My question is simple: How do you expect me, a Jewish woman, to support a man who promotes a white supremacist and Nazi sympathizer to the National Security Council? How do you expect Muslims to support a man who wants to ban them from this country? How do you expect LGBTQA+ individuals to support a man who's second-in-command wants to throw them in conversion camps? How do you expect any minority group to support Donald Trump when he is actively working against their best interests in bigoted and prejudiced ways?
Because the glaring subtext behind this question—Why can't you just support Trump?—is just as simple: Privilege.
White privilege. Straight privilege. Christian privilege.
When you ask a minority—or anyone, really—why they don't support Trump, you're flaunting your privilege and ignoring peoples' real and genuine emotions. And no, don't throw that crap about us being "liberal snowflakes" at me. Having emotions and fears doesn't make me us snowflakes, it makes us goddamn empathetic human beings.

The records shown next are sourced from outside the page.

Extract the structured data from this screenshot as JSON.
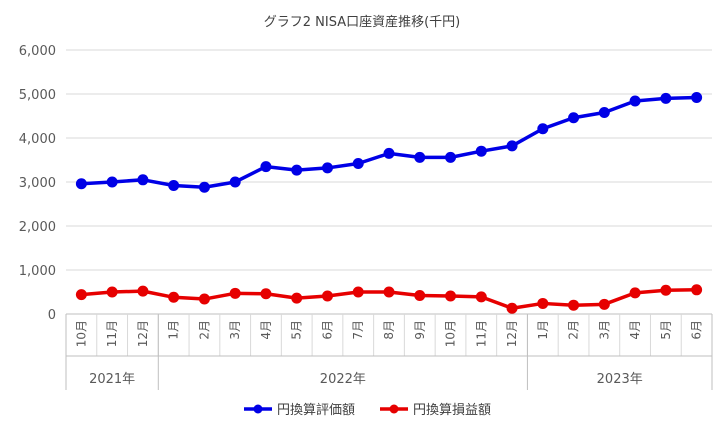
{
  "chart_data": {
    "type": "line",
    "title": "グラフ2 NISA口座資産推移(千円)",
    "categories": [
      "10月",
      "11月",
      "12月",
      "1月",
      "2月",
      "3月",
      "4月",
      "5月",
      "6月",
      "7月",
      "8月",
      "9月",
      "10月",
      "11月",
      "12月",
      "1月",
      "2月",
      "3月",
      "4月",
      "5月",
      "6月"
    ],
    "year_groups": [
      {
        "label": "2021年",
        "count": 3
      },
      {
        "label": "2022年",
        "count": 12
      },
      {
        "label": "2023年",
        "count": 6
      }
    ],
    "ylim": [
      0,
      6000
    ],
    "yticks": [
      "0",
      "1,000",
      "2,000",
      "3,000",
      "4,000",
      "5,000",
      "6,000"
    ],
    "series": [
      {
        "name": "円換算評価額",
        "color": "#0000E6",
        "values": [
          2960,
          3000,
          3050,
          2920,
          2880,
          3000,
          3350,
          3270,
          3320,
          3420,
          3650,
          3560,
          3560,
          3700,
          3820,
          4210,
          4460,
          4580,
          4840,
          4900,
          4920
        ]
      },
      {
        "name": "円換算損益額",
        "color": "#E60000",
        "values": [
          440,
          500,
          520,
          380,
          340,
          470,
          460,
          360,
          410,
          500,
          500,
          420,
          410,
          390,
          130,
          240,
          200,
          220,
          480,
          540,
          550
        ]
      }
    ],
    "grid": true,
    "legend": "bottom"
  }
}
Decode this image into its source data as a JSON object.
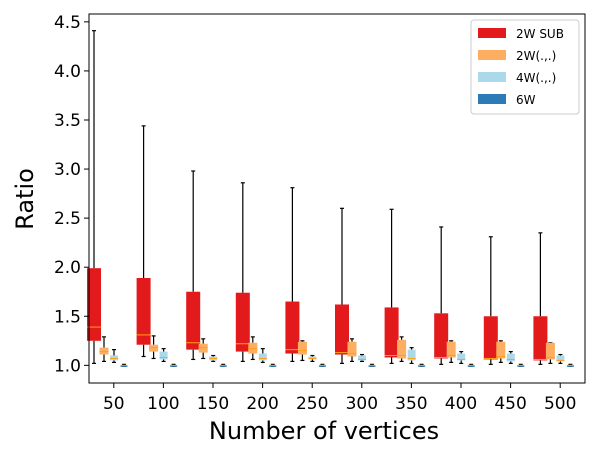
{
  "chart_data": {
    "type": "box",
    "xlabel": "Number of vertices",
    "ylabel": "Ratio",
    "ylim": [
      0.82,
      4.58
    ],
    "yticks": [
      "1.0",
      "1.5",
      "2.0",
      "2.5",
      "3.0",
      "3.5",
      "4.0",
      "4.5"
    ],
    "categories": [
      "50",
      "100",
      "150",
      "200",
      "250",
      "300",
      "350",
      "400",
      "450",
      "500"
    ],
    "legend_position": "top-right",
    "series": [
      {
        "name": "2W SUB",
        "color": "#e31a1c",
        "boxes": [
          {
            "min": 1.02,
            "q1": 1.25,
            "median": 1.39,
            "q3": 1.99,
            "max": 4.41
          },
          {
            "min": 1.09,
            "q1": 1.21,
            "median": 1.31,
            "q3": 1.89,
            "max": 3.44
          },
          {
            "min": 1.06,
            "q1": 1.16,
            "median": 1.23,
            "q3": 1.75,
            "max": 2.98
          },
          {
            "min": 1.04,
            "q1": 1.14,
            "median": 1.22,
            "q3": 1.74,
            "max": 2.86
          },
          {
            "min": 1.04,
            "q1": 1.12,
            "median": 1.16,
            "q3": 1.65,
            "max": 2.81
          },
          {
            "min": 1.02,
            "q1": 1.11,
            "median": 1.13,
            "q3": 1.62,
            "max": 2.6
          },
          {
            "min": 1.02,
            "q1": 1.08,
            "median": 1.1,
            "q3": 1.59,
            "max": 2.59
          },
          {
            "min": 1.01,
            "q1": 1.07,
            "median": 1.08,
            "q3": 1.53,
            "max": 2.41
          },
          {
            "min": 1.01,
            "q1": 1.06,
            "median": 1.07,
            "q3": 1.5,
            "max": 2.31
          },
          {
            "min": 1.01,
            "q1": 1.05,
            "median": 1.06,
            "q3": 1.5,
            "max": 2.35
          }
        ]
      },
      {
        "name": "2W(.,.)",
        "color": "#fdae61",
        "boxes": [
          {
            "min": 1.04,
            "q1": 1.11,
            "median": 1.14,
            "q3": 1.18,
            "max": 1.29
          },
          {
            "min": 1.07,
            "q1": 1.14,
            "median": 1.18,
            "q3": 1.21,
            "max": 1.3
          },
          {
            "min": 1.07,
            "q1": 1.13,
            "median": 1.18,
            "q3": 1.22,
            "max": 1.27
          },
          {
            "min": 1.06,
            "q1": 1.12,
            "median": 1.17,
            "q3": 1.23,
            "max": 1.29
          },
          {
            "min": 1.05,
            "q1": 1.11,
            "median": 1.15,
            "q3": 1.24,
            "max": 1.25
          },
          {
            "min": 1.04,
            "q1": 1.09,
            "median": 1.12,
            "q3": 1.24,
            "max": 1.27
          },
          {
            "min": 1.04,
            "q1": 1.07,
            "median": 1.1,
            "q3": 1.26,
            "max": 1.29
          },
          {
            "min": 1.03,
            "q1": 1.08,
            "median": 1.1,
            "q3": 1.24,
            "max": 1.25
          },
          {
            "min": 1.03,
            "q1": 1.07,
            "median": 1.09,
            "q3": 1.24,
            "max": 1.25
          },
          {
            "min": 1.02,
            "q1": 1.06,
            "median": 1.08,
            "q3": 1.23,
            "max": 1.23
          }
        ]
      },
      {
        "name": "4W(.,.)",
        "color": "#abd9e9",
        "boxes": [
          {
            "min": 1.03,
            "q1": 1.05,
            "median": 1.07,
            "q3": 1.1,
            "max": 1.16
          },
          {
            "min": 1.04,
            "q1": 1.06,
            "median": 1.08,
            "q3": 1.14,
            "max": 1.17
          },
          {
            "min": 1.04,
            "q1": 1.05,
            "median": 1.07,
            "q3": 1.09,
            "max": 1.1
          },
          {
            "min": 1.03,
            "q1": 1.05,
            "median": 1.07,
            "q3": 1.12,
            "max": 1.17
          },
          {
            "min": 1.04,
            "q1": 1.06,
            "median": 1.07,
            "q3": 1.09,
            "max": 1.1
          },
          {
            "min": 1.04,
            "q1": 1.05,
            "median": 1.06,
            "q3": 1.1,
            "max": 1.11
          },
          {
            "min": 1.02,
            "q1": 1.05,
            "median": 1.07,
            "q3": 1.16,
            "max": 1.18
          },
          {
            "min": 1.02,
            "q1": 1.05,
            "median": 1.06,
            "q3": 1.12,
            "max": 1.14
          },
          {
            "min": 1.02,
            "q1": 1.04,
            "median": 1.06,
            "q3": 1.12,
            "max": 1.14
          },
          {
            "min": 1.02,
            "q1": 1.04,
            "median": 1.05,
            "q3": 1.1,
            "max": 1.11
          }
        ]
      },
      {
        "name": "6W",
        "color": "#2c7bb6",
        "boxes": [
          {
            "min": 0.99,
            "q1": 0.99,
            "median": 1.0,
            "q3": 1.0,
            "max": 1.01
          },
          {
            "min": 0.99,
            "q1": 0.99,
            "median": 1.0,
            "q3": 1.0,
            "max": 1.01
          },
          {
            "min": 0.99,
            "q1": 0.99,
            "median": 1.0,
            "q3": 1.0,
            "max": 1.01
          },
          {
            "min": 0.99,
            "q1": 0.99,
            "median": 1.0,
            "q3": 1.0,
            "max": 1.01
          },
          {
            "min": 0.99,
            "q1": 0.99,
            "median": 1.0,
            "q3": 1.0,
            "max": 1.01
          },
          {
            "min": 0.99,
            "q1": 0.99,
            "median": 1.0,
            "q3": 1.0,
            "max": 1.01
          },
          {
            "min": 0.99,
            "q1": 0.99,
            "median": 1.0,
            "q3": 1.0,
            "max": 1.01
          },
          {
            "min": 0.99,
            "q1": 0.99,
            "median": 1.0,
            "q3": 1.0,
            "max": 1.01
          },
          {
            "min": 0.99,
            "q1": 0.99,
            "median": 1.0,
            "q3": 1.0,
            "max": 1.01
          },
          {
            "min": 0.99,
            "q1": 0.99,
            "median": 1.0,
            "q3": 1.0,
            "max": 1.01
          }
        ]
      }
    ]
  }
}
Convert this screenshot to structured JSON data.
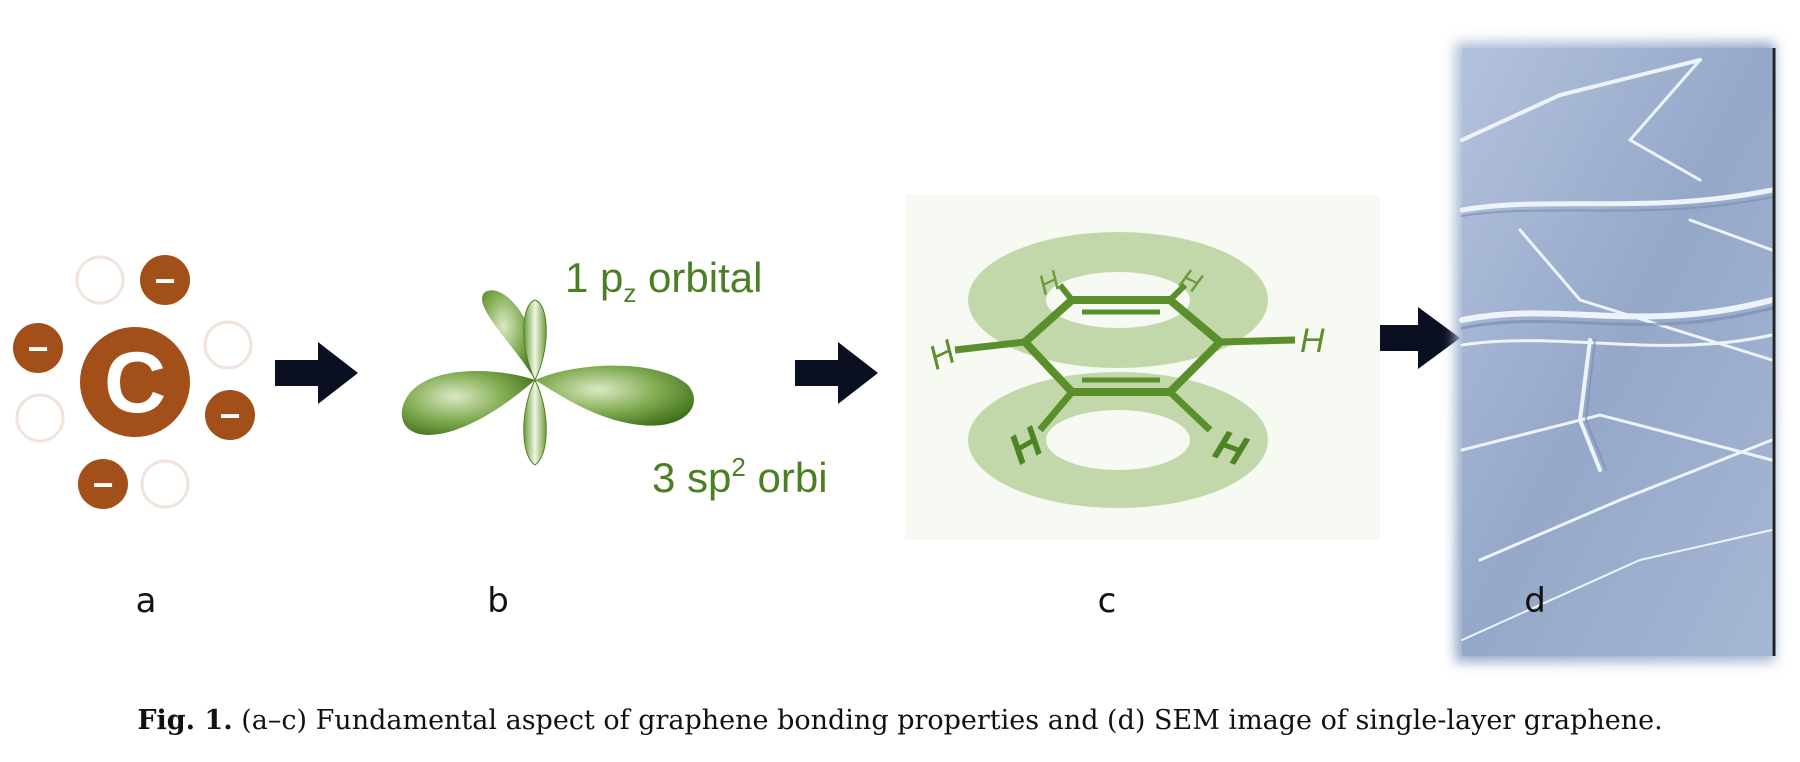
{
  "panels": {
    "a": {
      "label": "a",
      "atom_symbol": "C",
      "electron_sign": "−"
    },
    "b": {
      "label": "b",
      "pz_text": "1 p",
      "pz_sub": "z",
      "pz_rest": " orbital",
      "sp2_text": "3 sp",
      "sp2_sup": "2",
      "sp2_rest": " orbi"
    },
    "c": {
      "label": "c",
      "hydrogen": "H"
    },
    "d": {
      "label": "d"
    }
  },
  "caption": {
    "prefix": "Fig. 1.",
    "text": "(a–c) Fundamental aspect of graphene bonding properties and (d) SEM image of single-layer graphene."
  },
  "colors": {
    "carbon_brown": "#a24f1a",
    "orbital_green": "#5b8f2c",
    "label_green": "#4c7f22",
    "arrow": "#0b0f22",
    "sem_blue": "#9eb0ce"
  }
}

It may seem innocuous enough, asking someone to support and accept the newest president. But with this President and this world, it's not. By asking this of someone, you're saying that their fears and emotions don't matter. You're saying that even though Trump is a bigot, a misogynist, a racist, a man who surrounds himself with even more bigoted and misogynistic and racist people, you still support him, and others should too.
To support Donald Trump, for me, would be to support someone who disgusts me. Someone who stands for everything that I—and America—is against.
Since when did the home of the free and the land of the brave become okay with discriminating against people based on the color of their skin or the God that they worship? Since when did it become encouraged to hate and fear complete strangers whose only crime is being different than you?
Thatmay be Trump's America, but that is not myAmerica.
These are not small points that I and Trump can disagree upon and move forward. Trump believes in racist, bigoted policies—he has already shown that much. With his policies, Trump is saying that minority groups—whether that be Muslims or Jews or LGBTQAI+ individuals or any other minority—do not matter and do not have a place in his America.
How in the world do you expect me to support a man who does those things? How do you expect me to fall in line amongst the Nazis and white supremacists and so-called "alt-right" members on his side?
So the next time Trump supporters wonder why—why there are protestors in the street, why people scream "Not My President!" from the top of their lungs, why I and so many others refuse to support Donald J. Trump—check your privilege, put yourself in someone else's shoes for once, and you'll have your answer.